SEND

Lib Dems would halve schools’ SEND funding contribution to £3k

Party would give councils more money to cut what schools have to pay, and set up a 'national body' to fund most expensive support

Party would give councils more money to cut what schools have to pay, and set up a 'national body' to fund most expensive support

The Liberal Democrats would halve the amount schools have to pay towards pupils’ additional SEND support to £3,000, under plans signed off at the party’s conference.

Delegates have approved a policy paper “A Better Start in Life”, which sets out the party’s vision for childcare and early years education, but also for special educational needs and disabilities.

At present, mainstream schools have to put £6,000 from their budgets towards the cost of supporting pupils with SEND.

But the Lib Dems would, if they form a government, “give local authorities extra funding to halve the amount that schools pay towards the costs of a child’s additional SEN support, from £6,000 to £3,000”.

This would “help to remove the financial disincentive that stops schools from identifying their pupils’ SEND as early as possible”, the policy paper states.

The Lib Dems estimate the policy would cost around £1.2 billion, based on the 389,171 school-age pupils who had an education, health and care plan as of January this year.

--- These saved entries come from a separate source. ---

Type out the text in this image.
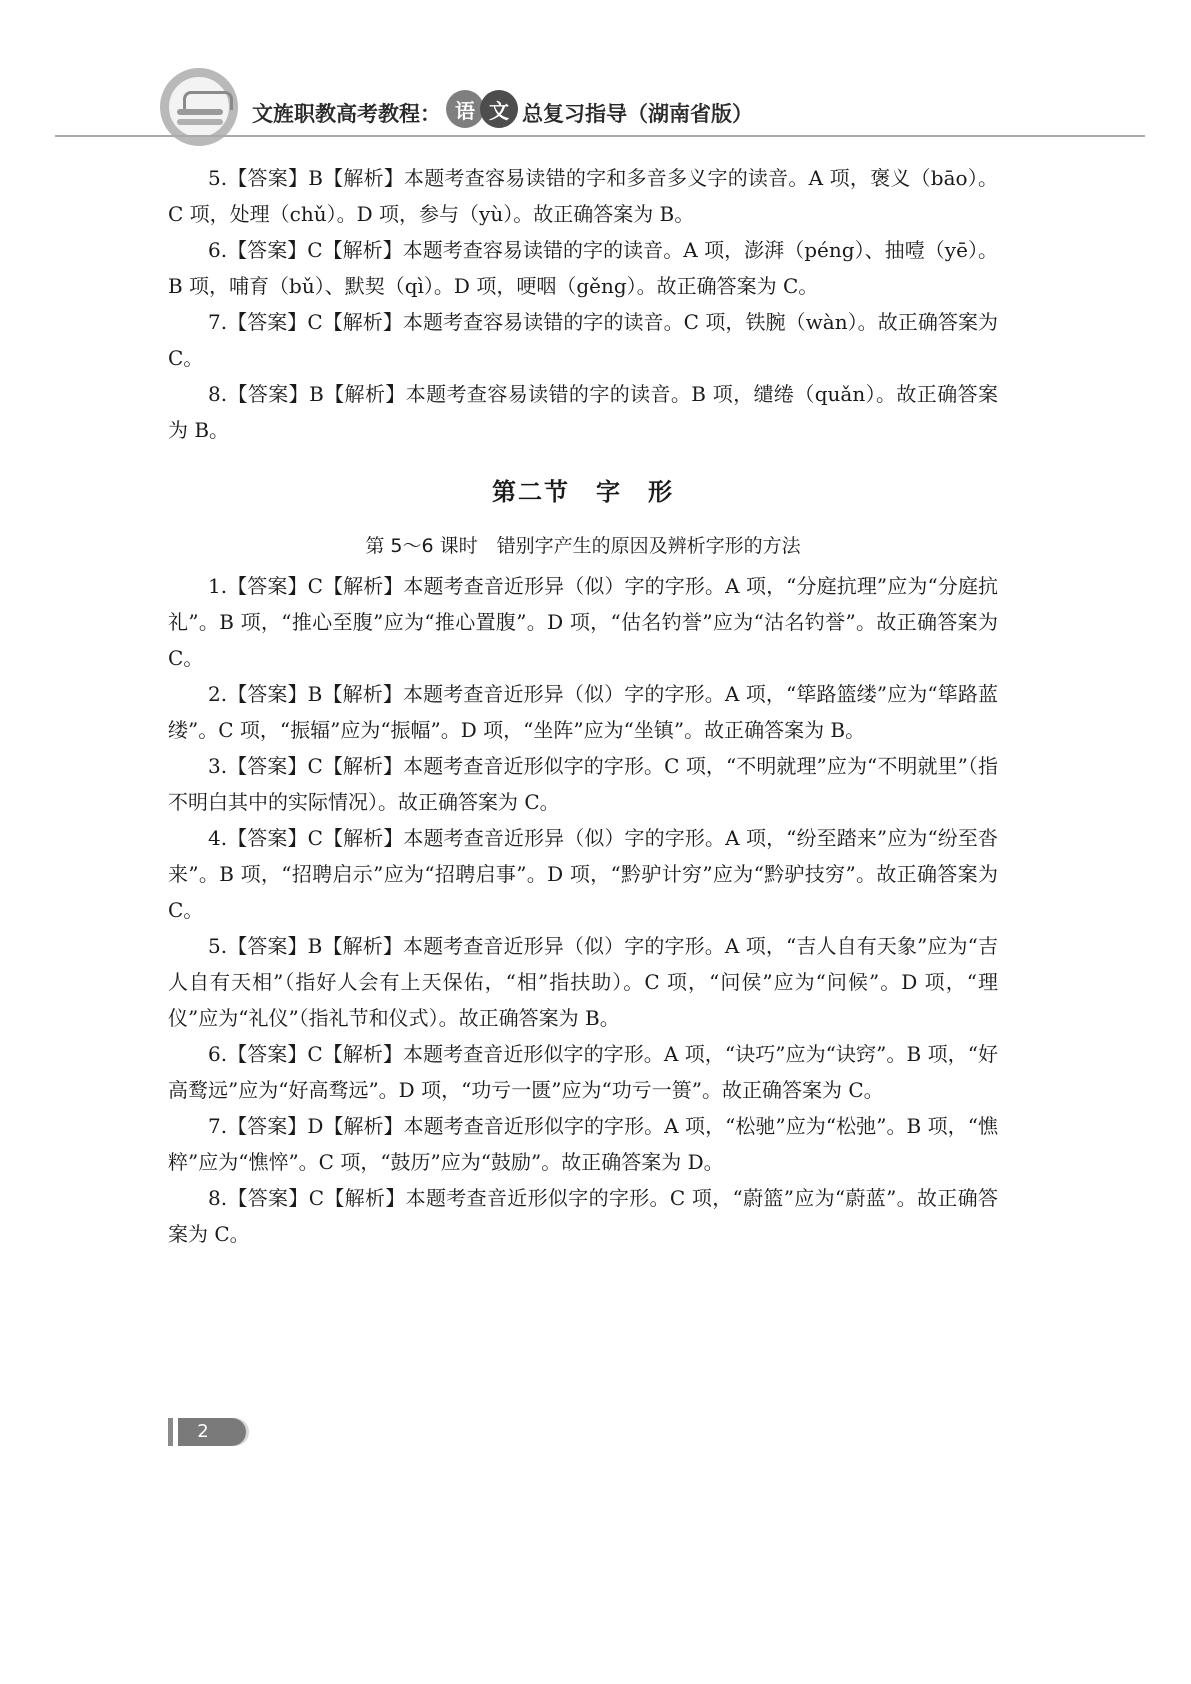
文旌职教高考教程： 语 文 总复习指导（湖南省版）

5.【答案】B【解析】本题考查容易读错的字和多音多义字的读音。A 项，褒义（bāo）。C 项，处理（chǔ）。D 项，参与（yù）。故正确答案为 B。

6.【答案】C【解析】本题考查容易读错的字的读音。A 项，澎湃（péng）、抽噎（yē）。B 项，哺育（bǔ）、默契（qì）。D 项，哽咽（gěng）。故正确答案为 C。

7.【答案】C【解析】本题考查容易读错的字的读音。C 项，铁腕（wàn）。故正确答案为 C。

8.【答案】B【解析】本题考查容易读错的字的读音。B 项，缱绻（quǎn）。故正确答案为 B。

第二节　字　形
第 5～6 课时　错别字产生的原因及辨析字形的方法

1.【答案】C【解析】本题考查音近形异（似）字的字形。A 项，“分庭抗理”应为“分庭抗礼”。B 项，“推心至腹”应为“推心置腹”。D 项，“估名钓誉”应为“沽名钓誉”。故正确答案为 C。

2.【答案】B【解析】本题考查音近形异（似）字的字形。A 项，“筚路篮缕”应为“筚路蓝缕”。C 项，“振辐”应为“振幅”。D 项，“坐阵”应为“坐镇”。故正确答案为 B。

3.【答案】C【解析】本题考查音近形似字的字形。C 项，“不明就理”应为“不明就里”（指不明白其中的实际情况）。故正确答案为 C。

4.【答案】C【解析】本题考查音近形异（似）字的字形。A 项，“纷至踏来”应为“纷至沓来”。B 项，“招聘启示”应为“招聘启事”。D 项，“黔驴计穷”应为“黔驴技穷”。故正确答案为 C。

5.【答案】B【解析】本题考查音近形异（似）字的字形。A 项，“吉人自有天象”应为“吉人自有天相”（指好人会有上天保佑，“相”指扶助）。C 项，“问侯”应为“问候”。D 项，“理仪”应为“礼仪”（指礼节和仪式）。故正确答案为 B。

6.【答案】C【解析】本题考查音近形似字的字形。A 项，“诀巧”应为“诀窍”。B 项，“好高鹜远”应为“好高骛远”。D 项，“功亏一匮”应为“功亏一篑”。故正确答案为 C。

7.【答案】D【解析】本题考查音近形似字的字形。A 项，“松驰”应为“松弛”。B 项，“憔粹”应为“憔悴”。C 项，“鼓历”应为“鼓励”。故正确答案为 D。

8.【答案】C【解析】本题考查音近形似字的字形。C 项，“蔚篮”应为“蔚蓝”。故正确答案为 C。

2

The party would also include a “specific emphasis on identifying and supporting children with SEND” in a new training programme for early years staff, also confirmed today.

New ‘national body’ for SEND

They would also aim to “help to end the postcode lottery in SEND provision by establishing a new national body for SEND to fund support for children with very high needs”.

Munira Wilson
Munira Wilson

The body would “pay any costs above £25,000, with funding determined by the child’s current needs and not by historic council spend”.

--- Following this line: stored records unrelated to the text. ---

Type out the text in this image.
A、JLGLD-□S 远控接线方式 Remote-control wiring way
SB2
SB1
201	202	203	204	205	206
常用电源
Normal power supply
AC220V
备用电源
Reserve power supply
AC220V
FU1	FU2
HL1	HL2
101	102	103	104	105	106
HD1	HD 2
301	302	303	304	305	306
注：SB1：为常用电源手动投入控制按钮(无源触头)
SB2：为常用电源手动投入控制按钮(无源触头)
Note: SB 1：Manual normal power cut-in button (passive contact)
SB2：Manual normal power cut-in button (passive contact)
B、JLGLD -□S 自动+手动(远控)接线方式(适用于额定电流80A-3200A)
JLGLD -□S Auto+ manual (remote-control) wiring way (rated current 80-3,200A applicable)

It would also act as a “champion for the child, promote inclusive practice and ensure that SEND funding is spent as effectively as possible to support the child”.

No further details of the policies have been announced. They are expected to be fleshed out and costed in the Lib Dems’ election manifesto.

It comes after education spokesperson Munira Wilson announced yesterday the party would hand schools and colleges £390 million a year to offer small group tutoring to pupils most struggling with their learning.

She also pledged an “end to the scandal of crumbling school buildings”, but again this policy has not yet been fleshed out.

The party has also previously confirmed it would extend universal free school meals to all primary pupils and all secondary pupils from families claiming universal credit. It has also said it will put a mental health professional in every school.